Ces questionnements réfèrent au sentiment d’efficacité parentale, c’est-à-dire à la confiance du parent en ses habiletés à répondre aux besoins de son enfant (Hess, Teti, & Hussey-Gardner, 2004). Ce sentiment est important; il influence les comportements des parents, favorise une bonne adaptation dans leur rôle, ainsi que des relations saines avec l’enfant, l’autre parent et l’entourage (Caldwell, Shaver, Li, & Minzenberg, 2011). 

Le sentiment d’efficacité parentale est influencé par les expériences en enfance du parent.
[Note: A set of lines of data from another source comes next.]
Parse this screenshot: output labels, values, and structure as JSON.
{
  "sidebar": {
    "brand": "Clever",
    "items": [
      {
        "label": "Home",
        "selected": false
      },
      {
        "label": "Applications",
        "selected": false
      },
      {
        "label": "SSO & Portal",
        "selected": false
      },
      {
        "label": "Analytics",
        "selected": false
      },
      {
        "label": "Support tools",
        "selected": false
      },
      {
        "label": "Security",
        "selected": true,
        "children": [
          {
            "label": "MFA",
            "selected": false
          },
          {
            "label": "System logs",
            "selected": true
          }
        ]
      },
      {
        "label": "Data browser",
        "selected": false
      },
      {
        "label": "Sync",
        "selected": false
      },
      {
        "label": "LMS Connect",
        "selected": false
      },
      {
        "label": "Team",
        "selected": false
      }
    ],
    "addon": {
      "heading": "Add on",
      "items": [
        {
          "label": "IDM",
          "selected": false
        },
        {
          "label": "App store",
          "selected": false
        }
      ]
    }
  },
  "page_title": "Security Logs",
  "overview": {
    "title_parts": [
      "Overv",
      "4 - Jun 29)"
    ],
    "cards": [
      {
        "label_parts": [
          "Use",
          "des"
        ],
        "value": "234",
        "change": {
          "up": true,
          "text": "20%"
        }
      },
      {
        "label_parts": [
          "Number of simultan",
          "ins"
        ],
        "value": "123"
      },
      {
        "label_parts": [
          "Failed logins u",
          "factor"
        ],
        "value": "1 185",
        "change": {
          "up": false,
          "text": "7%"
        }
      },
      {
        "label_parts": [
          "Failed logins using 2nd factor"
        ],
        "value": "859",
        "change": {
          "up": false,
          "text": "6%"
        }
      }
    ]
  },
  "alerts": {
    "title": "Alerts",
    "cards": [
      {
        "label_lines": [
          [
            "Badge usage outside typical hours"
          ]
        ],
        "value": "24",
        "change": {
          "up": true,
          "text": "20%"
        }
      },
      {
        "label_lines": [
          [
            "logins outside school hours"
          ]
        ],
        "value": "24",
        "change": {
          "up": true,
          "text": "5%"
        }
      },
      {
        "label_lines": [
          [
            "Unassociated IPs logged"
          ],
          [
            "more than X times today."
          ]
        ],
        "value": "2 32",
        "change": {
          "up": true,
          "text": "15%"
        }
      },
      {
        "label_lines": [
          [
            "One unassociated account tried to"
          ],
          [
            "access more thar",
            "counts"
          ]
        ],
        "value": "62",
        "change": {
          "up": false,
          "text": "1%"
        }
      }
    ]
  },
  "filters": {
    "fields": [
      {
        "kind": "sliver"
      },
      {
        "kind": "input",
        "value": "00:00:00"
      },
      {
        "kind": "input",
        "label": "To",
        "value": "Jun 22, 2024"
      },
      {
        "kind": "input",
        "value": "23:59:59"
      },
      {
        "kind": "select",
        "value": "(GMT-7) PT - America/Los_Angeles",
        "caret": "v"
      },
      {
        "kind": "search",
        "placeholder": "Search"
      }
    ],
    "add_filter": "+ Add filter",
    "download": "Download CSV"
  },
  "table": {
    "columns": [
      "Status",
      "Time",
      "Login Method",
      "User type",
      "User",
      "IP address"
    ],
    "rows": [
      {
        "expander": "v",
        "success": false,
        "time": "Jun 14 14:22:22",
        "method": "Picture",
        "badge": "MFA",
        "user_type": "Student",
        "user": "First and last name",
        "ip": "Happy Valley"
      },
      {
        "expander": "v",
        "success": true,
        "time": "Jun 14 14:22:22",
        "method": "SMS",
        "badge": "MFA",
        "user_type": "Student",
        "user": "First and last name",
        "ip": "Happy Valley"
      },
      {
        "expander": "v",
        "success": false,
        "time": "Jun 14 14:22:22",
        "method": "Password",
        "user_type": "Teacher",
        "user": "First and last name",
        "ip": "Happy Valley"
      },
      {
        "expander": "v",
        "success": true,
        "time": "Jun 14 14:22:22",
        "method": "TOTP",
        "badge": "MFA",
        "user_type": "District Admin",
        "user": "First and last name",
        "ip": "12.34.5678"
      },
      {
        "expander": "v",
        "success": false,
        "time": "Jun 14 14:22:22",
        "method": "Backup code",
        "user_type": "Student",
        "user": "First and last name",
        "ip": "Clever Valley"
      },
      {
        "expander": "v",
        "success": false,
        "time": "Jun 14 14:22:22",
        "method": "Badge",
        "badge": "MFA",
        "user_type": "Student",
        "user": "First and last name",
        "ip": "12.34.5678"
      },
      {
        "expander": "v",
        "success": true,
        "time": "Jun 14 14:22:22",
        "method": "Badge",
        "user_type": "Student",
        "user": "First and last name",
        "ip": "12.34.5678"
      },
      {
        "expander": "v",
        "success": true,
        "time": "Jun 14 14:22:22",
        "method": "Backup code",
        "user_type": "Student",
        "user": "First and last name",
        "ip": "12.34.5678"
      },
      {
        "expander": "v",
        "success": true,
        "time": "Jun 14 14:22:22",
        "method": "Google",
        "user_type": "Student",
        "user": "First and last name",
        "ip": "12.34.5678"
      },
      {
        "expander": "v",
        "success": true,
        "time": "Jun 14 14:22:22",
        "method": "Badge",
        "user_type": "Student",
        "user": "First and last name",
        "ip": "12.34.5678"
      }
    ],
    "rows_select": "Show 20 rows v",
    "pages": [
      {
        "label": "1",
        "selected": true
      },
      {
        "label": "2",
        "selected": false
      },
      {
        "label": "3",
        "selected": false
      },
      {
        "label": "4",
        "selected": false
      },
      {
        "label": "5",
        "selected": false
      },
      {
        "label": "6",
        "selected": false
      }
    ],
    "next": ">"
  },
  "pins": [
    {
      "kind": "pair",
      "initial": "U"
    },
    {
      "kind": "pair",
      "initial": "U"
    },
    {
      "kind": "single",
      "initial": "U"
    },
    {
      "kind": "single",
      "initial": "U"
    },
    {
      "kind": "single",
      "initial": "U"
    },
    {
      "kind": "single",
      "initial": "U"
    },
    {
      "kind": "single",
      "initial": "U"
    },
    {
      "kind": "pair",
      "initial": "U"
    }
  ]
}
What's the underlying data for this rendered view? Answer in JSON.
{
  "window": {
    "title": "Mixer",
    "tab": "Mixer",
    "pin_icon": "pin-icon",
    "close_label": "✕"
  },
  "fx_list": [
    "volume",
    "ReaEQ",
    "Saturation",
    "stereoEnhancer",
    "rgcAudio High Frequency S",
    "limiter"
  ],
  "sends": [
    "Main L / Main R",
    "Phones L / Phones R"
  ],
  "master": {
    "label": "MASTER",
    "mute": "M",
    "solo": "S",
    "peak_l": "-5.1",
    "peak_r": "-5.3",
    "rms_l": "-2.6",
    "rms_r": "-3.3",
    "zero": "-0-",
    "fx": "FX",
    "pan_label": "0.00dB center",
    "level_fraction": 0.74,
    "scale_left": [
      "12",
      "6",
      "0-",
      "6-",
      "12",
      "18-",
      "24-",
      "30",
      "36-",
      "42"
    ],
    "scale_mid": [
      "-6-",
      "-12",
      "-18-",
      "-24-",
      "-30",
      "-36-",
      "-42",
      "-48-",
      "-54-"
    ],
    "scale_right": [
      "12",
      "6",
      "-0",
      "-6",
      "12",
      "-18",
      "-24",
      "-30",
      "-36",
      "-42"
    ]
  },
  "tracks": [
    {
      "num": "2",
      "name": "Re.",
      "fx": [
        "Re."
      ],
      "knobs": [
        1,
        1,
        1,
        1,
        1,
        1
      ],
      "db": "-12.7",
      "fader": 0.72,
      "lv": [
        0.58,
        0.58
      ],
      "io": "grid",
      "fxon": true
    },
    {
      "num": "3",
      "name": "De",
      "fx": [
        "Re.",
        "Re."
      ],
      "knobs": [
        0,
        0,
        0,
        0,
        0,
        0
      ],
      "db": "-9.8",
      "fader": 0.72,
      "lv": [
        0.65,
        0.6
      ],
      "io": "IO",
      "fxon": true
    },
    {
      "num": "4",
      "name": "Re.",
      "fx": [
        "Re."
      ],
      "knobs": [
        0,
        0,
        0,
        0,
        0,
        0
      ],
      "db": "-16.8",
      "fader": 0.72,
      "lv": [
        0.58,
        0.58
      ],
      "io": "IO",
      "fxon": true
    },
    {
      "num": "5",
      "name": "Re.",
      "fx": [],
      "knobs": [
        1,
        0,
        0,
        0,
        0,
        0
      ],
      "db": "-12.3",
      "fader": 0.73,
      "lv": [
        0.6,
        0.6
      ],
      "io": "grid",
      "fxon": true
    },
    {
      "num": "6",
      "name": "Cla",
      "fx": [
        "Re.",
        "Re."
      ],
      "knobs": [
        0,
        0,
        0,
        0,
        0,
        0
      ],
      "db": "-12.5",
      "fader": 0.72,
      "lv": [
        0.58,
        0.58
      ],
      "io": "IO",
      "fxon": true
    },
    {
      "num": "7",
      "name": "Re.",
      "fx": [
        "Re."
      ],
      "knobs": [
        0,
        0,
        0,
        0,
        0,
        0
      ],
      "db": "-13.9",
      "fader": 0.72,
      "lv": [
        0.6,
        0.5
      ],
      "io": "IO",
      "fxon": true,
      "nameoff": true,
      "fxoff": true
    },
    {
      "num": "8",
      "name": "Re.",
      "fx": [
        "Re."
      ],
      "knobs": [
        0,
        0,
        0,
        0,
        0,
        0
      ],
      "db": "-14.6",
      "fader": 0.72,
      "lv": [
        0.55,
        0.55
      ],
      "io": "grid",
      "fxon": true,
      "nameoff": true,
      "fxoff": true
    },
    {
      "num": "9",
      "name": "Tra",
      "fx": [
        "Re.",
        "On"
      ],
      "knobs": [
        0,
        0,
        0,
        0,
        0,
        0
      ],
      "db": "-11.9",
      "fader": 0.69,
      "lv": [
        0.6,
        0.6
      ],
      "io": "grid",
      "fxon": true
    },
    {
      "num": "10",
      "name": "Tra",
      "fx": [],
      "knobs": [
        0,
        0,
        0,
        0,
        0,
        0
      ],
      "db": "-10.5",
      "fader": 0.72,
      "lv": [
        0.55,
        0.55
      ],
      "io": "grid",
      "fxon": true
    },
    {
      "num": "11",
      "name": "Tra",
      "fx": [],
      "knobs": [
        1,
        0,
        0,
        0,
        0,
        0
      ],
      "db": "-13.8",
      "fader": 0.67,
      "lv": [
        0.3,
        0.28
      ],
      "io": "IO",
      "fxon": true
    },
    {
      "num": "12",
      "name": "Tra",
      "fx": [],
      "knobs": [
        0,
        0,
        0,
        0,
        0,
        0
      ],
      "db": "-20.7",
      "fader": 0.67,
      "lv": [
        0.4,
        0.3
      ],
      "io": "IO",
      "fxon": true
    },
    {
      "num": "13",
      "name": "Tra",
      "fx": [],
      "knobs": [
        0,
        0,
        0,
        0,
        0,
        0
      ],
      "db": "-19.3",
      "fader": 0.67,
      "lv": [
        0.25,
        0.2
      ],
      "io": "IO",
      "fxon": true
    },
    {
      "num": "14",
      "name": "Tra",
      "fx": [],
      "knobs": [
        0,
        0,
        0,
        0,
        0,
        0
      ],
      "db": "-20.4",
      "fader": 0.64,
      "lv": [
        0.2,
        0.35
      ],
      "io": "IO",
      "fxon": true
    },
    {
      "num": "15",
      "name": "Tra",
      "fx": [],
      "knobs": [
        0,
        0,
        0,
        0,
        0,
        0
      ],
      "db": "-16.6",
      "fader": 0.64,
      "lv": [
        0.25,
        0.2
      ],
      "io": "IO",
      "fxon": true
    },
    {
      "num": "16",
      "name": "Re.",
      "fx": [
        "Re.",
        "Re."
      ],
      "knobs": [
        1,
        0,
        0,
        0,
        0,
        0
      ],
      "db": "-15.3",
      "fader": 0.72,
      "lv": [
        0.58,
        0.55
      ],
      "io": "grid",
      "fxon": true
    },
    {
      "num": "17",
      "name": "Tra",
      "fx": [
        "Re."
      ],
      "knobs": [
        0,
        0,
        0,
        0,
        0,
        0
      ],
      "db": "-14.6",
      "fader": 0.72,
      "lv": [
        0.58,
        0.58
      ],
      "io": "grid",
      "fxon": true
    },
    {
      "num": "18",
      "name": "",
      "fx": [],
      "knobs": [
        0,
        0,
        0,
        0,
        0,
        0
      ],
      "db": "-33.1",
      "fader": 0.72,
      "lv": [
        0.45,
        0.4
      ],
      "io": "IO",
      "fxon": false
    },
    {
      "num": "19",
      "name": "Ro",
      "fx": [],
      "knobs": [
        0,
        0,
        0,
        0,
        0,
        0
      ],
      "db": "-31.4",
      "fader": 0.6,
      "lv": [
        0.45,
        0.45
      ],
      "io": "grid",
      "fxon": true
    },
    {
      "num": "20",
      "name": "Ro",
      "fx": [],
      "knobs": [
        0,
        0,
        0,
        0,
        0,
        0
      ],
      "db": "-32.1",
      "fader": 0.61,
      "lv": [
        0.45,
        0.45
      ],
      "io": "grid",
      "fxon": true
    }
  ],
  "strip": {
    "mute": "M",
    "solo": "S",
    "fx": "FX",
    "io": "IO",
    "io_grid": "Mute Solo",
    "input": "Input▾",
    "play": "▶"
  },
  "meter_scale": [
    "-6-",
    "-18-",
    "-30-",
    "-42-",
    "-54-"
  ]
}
En effet, dès l’enfance, chacun⋅e construit une image de ce qu’est un parent et comment iel doit agir, en observant ses propres figures parentales (Caldwell et al., 2011). Comme elles n’ont pas eu accès à des modèles parentaux continuellement sensibles, affectueux et soucieux, les personnes ayant vécu des traumas durant leur enfance peuvent, une fois adultes, manquer de repères face aux comportements à adopter avec leur enfant. Les survivant⋅e⋅s de traumas en enfance peuvent se sentir perdu⋅e⋅s et se percevoir comme des « mauvais parents ». Iels seraient ainsi plus enclin·e·s à douter de leurs habiletés parentales.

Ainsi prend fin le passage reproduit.